Theresa May must not abandon austerity just because cabinet ministers think voters have turned against it, Lord Lamont has said.
The former Conservative chancellor told BBC Radio 4′s Today programme this morning that public spending cuts were not something people could just get bored of like “too many repeats on TV”.
“What concerns me there is seems to be growing in the Conservative party and among ministers a feeling that because the electorate disliked austerity that this is the message that has come back and therefore it ought to be discarded,” he said.
And he claimed “public sector pay is on average higher than the private sector” pay.
It was reported this morning that Boris Johnson is among the senior Tories urging the prime minister to lift the 1% cap on public sector pay.
Yesterday Michael Gove said the government has “got to listen” to the pay review bodies - one of which has already recommended a pay rise for NHS workers this year.
Labour has called for the pay cap to be discarded and last week attempted to force the issue with an amendment to the Queen’s Speech.
Shadow education secretary Angela Rayner accused Conservative ministers pushing to end the pay freeze was “hypocrisy”.
This morning Lord Lamont, who was chancellor in the early 1990s, slapped down Conservatives like Johnson who want May and Philip Hammond to ease off on austerity. “This is not a choice. It is unavoidable that we have restraint on public spending,” he said. “It’s not right for cabinet ministers to gang up on the chandler in this way.”

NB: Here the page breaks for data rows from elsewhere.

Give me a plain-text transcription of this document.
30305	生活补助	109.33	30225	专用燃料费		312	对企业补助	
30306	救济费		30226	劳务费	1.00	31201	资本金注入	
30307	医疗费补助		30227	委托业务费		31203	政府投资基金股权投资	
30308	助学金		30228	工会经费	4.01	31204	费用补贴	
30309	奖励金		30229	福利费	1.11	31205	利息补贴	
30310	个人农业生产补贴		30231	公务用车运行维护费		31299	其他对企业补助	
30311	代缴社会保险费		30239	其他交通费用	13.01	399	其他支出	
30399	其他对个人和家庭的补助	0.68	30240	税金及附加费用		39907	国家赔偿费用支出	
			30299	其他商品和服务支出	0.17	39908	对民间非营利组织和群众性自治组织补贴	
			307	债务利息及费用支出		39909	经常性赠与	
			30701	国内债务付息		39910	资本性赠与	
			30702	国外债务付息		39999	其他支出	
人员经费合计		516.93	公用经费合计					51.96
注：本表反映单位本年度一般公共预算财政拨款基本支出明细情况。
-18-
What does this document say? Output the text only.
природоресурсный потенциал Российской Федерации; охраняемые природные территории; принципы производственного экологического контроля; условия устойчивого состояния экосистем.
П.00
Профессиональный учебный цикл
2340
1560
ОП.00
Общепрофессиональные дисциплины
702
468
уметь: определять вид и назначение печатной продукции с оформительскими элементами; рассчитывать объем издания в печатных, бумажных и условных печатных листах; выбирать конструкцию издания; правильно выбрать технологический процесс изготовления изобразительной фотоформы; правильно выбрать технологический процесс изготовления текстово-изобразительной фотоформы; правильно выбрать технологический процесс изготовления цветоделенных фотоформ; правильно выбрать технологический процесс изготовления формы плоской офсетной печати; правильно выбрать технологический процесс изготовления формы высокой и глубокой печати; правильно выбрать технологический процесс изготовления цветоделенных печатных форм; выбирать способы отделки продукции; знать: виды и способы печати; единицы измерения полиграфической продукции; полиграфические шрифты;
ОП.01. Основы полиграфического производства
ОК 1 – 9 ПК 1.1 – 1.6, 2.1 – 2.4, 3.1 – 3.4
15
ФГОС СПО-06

He said “austerity” was “just another world for living within ones means, it’s not really austerity”.
“Public sector pay is on average higher than in the private sector,” he added.
“People are talking about austerity as if its was issue of too many repeats on TV or [they] had got tired of watching Poldark and wanted a better program.”
Lord Lamont said just because it was believed “a lot of voters in the election objected to what is called austerity” it did not mean the government “must abandon it”.
There is also growing concern on the Tory backbenches about the pay cap.
Conservative MP Maria Caulfield, a former nurse, said she had found the pay cap “extremely difficult” and most nurses worked extra shifts to make ends meet.
She told Today: “It’s a difficult, stressful, responsible job and if people aren’t paid enough so they can make ends meet they will go and do something else.
The warning came as new figures revealed the number of nurses and midwives leaving the profession has soared by 51% in just four years.